Kabar duka menghampiri komunitas Sekolah Tinggi Filsafat Teologi Jakarta. Pada hari Jumat, 26 Juni 2020 pukul 18.47 WIB, Pdt. (Em). Prof. Sularso Sopater, D.Th atau kerap disapa Pak Larso berpulang ke rumah Bapa di Surga dalam usia 86 tahun dan disemayamkan di Hall Rumah Sakit PGI Cikini. Ibadah duka diadakan Sabtu 27 Juni 2020, pukul 17.00 WIB dari Rumah Duka RS PGI Cikini. Dipimpin oleh PGI dan STFT Jakarta dan disiarkan live di kanal youtube GKJ Jakarta. Jenazah beliau nantinya akan dikuburkan di Pondok Kelapa.
Beliau merupakan pendeta Gereja Kristen Jawa, alumni, mantan dosen tetap STT-J periode 1982-89/90, mantan Ketua STT Jakarta periode 1989-1990 serta Ketua Umum PGI 1987-1999 dan mantan anggota Dewan Pertimbangan Agung RI. Kepergian Pak Larso meninggalkan kenangan dan rasa kedukaan bagi komunitas STFT Jakarta terutama bagi para muridnya terdahulu ketika masih mengajar. Berikut merupakan cerita maupun kenangan dari beberapa murid beliau:
Pdt. Gomar Gultom
(Pendeta HKBP & Ketua Umum PGI)
“Nabi Bisu” itu telah Pergi: “Selamat jalan, Pak Larso”

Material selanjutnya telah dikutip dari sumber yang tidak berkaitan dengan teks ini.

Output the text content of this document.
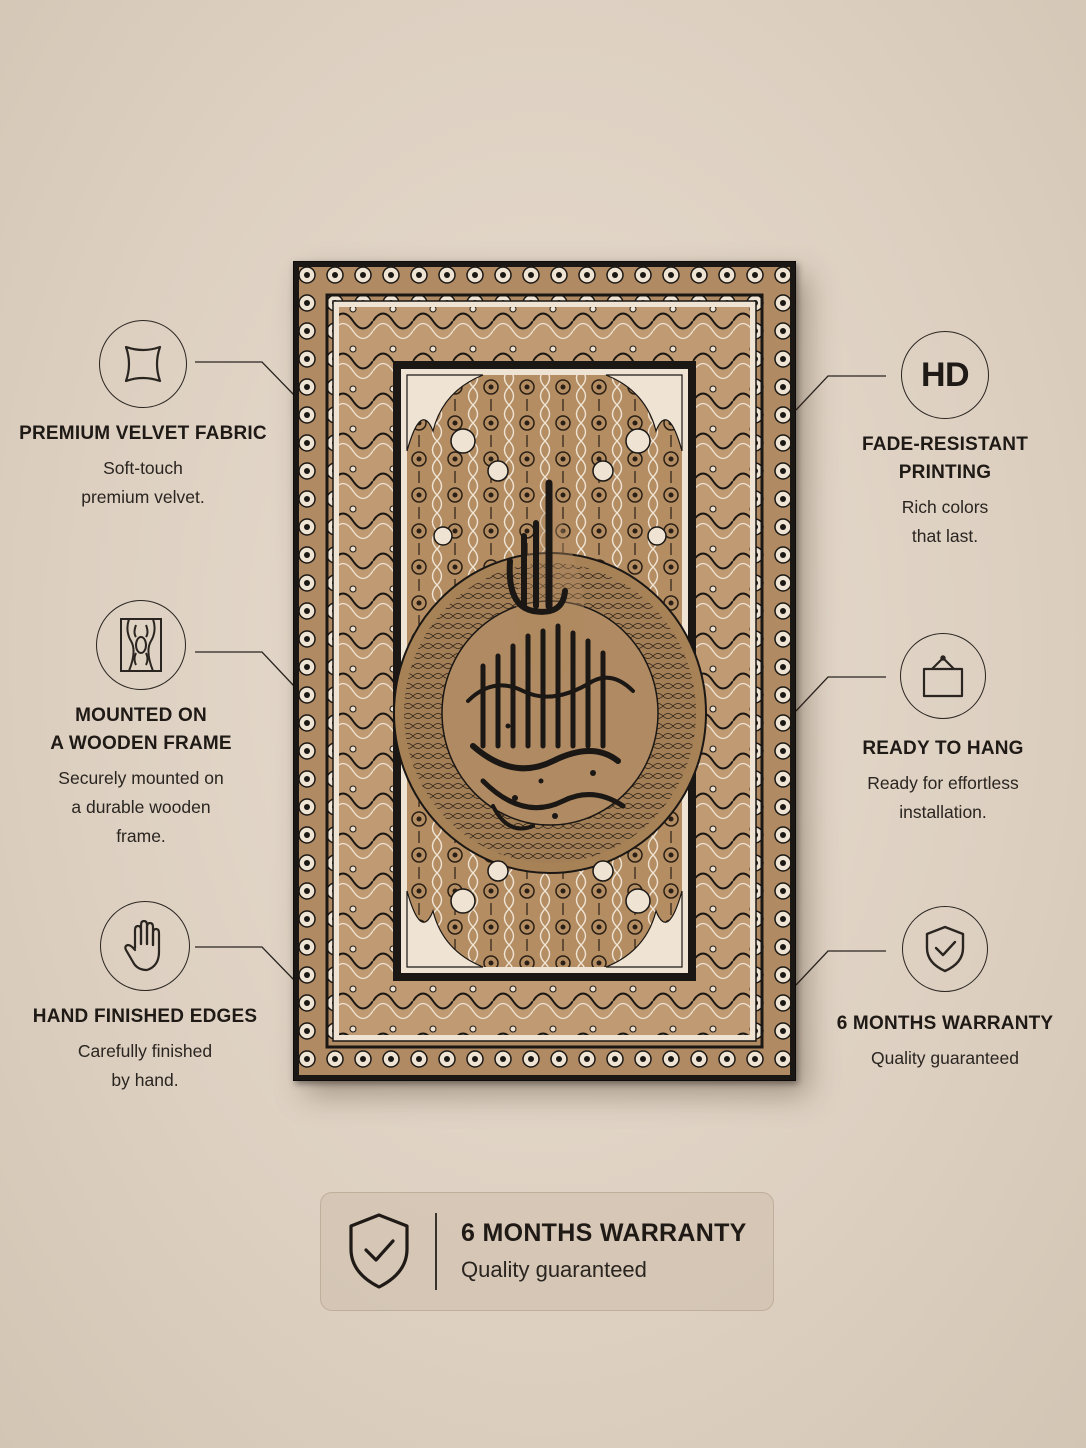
PREMIUM VELVET FABRIC
Soft-touch
premium velvet.
MOUNTED ON
A WOODEN FRAME
Securely mounted on
a durable wooden
frame.
HAND FINISHED EDGES
Carefully finished
by hand.
HD
FADE-RESISTANT
PRINTING
Rich colors
that last.
READY TO HANG
Ready for effortless
installation.
6 MONTHS WARRANTY
Quality guaranteed
6 MONTHS WARRANTY
Quality guaranteed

Dalam perjalanan pulang ke rumah, saya ditelepon oleh Direktur Ketua RS PGI Cikini, yang menyebutkan bahwa Bapak Sularso Sopater dalam keadaan kritis. “Tim Dokter sudah melakukan segalanya, tapi nampaknya tak ada respons lagi. Ini hanya menunggu dalam hitungan menit”. Karuan saja saya membalikkan arah perjalanan ke arah Cikini, dengan harapan masih bisa menjenguk beliau. Sayangnya, empat menit kemudian kembali Direktur menelepon saya, dan menyebutkan bahwa beliau telah menghembuskan napasnya yang terakhir.
Saya serasa terhempas.
Segera rekaman-rekaman masa lalu bermunculan dalam benak saya, silih berganti.
Saya masuk di STT Jakarta pada tahun yang sama Pak Larso (demikian kami selalu menyapa beliau) mulai mengajar di STT Jakarta. Secara berangsur beliau menggantikan Dr Sudarmo, yang sudah semakin uzur.

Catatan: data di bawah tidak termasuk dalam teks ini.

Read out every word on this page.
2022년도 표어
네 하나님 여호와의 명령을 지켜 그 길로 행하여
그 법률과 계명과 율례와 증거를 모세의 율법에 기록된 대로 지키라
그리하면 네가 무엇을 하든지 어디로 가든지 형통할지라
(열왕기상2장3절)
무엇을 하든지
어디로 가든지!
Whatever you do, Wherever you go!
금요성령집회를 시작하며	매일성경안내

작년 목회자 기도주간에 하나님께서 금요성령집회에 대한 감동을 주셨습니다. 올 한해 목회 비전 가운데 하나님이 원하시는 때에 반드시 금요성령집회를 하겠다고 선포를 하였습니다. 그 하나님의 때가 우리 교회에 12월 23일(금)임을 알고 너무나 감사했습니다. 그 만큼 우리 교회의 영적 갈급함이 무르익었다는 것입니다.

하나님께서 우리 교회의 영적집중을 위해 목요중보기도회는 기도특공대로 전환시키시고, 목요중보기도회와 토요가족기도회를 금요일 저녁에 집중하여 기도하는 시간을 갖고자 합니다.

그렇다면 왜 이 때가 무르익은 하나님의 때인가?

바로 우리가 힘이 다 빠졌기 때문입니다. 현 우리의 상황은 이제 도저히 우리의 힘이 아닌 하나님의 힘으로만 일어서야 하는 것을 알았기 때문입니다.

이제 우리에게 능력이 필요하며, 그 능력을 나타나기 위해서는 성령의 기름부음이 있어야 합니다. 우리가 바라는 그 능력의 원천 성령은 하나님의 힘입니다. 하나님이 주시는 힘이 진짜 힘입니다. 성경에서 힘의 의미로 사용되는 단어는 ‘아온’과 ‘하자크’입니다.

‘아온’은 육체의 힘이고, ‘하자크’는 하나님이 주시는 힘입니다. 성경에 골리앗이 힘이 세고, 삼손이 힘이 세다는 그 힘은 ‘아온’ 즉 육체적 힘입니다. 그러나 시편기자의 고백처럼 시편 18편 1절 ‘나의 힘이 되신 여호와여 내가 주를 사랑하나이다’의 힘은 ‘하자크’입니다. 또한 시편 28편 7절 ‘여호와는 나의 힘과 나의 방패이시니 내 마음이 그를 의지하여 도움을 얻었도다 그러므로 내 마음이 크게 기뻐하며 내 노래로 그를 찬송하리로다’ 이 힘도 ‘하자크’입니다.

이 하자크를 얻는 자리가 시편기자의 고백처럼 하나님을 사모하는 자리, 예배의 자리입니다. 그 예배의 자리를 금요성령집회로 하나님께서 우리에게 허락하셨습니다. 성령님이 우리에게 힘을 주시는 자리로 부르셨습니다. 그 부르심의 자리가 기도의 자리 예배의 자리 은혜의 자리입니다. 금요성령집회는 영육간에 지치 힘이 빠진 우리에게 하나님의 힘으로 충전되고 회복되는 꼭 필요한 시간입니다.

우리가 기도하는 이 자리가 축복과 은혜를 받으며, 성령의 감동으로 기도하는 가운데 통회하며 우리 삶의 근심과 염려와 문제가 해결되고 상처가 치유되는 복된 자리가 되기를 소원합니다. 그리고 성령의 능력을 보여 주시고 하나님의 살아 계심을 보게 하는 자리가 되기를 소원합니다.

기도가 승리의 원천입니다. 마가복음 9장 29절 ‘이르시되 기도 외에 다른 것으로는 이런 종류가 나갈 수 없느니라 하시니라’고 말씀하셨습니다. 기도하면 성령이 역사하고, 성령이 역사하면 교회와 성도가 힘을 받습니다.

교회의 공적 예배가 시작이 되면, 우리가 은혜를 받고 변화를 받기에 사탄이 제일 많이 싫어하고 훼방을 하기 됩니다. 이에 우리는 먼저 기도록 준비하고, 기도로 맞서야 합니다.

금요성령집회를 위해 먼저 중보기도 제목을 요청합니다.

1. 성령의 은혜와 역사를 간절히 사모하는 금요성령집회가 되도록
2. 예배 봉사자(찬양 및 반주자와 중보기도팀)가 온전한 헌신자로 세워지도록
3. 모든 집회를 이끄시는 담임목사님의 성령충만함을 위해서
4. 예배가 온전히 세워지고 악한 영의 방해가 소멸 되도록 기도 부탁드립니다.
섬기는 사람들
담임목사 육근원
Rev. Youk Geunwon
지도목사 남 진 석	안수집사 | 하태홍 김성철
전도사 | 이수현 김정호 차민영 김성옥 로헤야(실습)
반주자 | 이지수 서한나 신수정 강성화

Sebagai mahasiswa tahun pertamanya, angkatan kami sangat dekat dengan beliau, secara personal. Beliau acap membawa kami keliling Jakarta pada akhir pekan sebagai bagian dari proyek “Pengenalan Dunia Sekitar”. Sesekali bahkan kami berakhir pekan di sekitar Puncak atau di Parung. Hanya saja, kami harus sabar dengan cara mengemudi beliau yang teramat hati-hati.
Beliau tak banyak bicara, tapi banyak berbuat. Itu kesan terdalam saya atas pribadi beliau. Selain irit bicara, juga pelan dan dengan suara halus. Mengikuti mata kuliahnya kita harus menyimak betul, kalau tidak ingin kelewatan dengar.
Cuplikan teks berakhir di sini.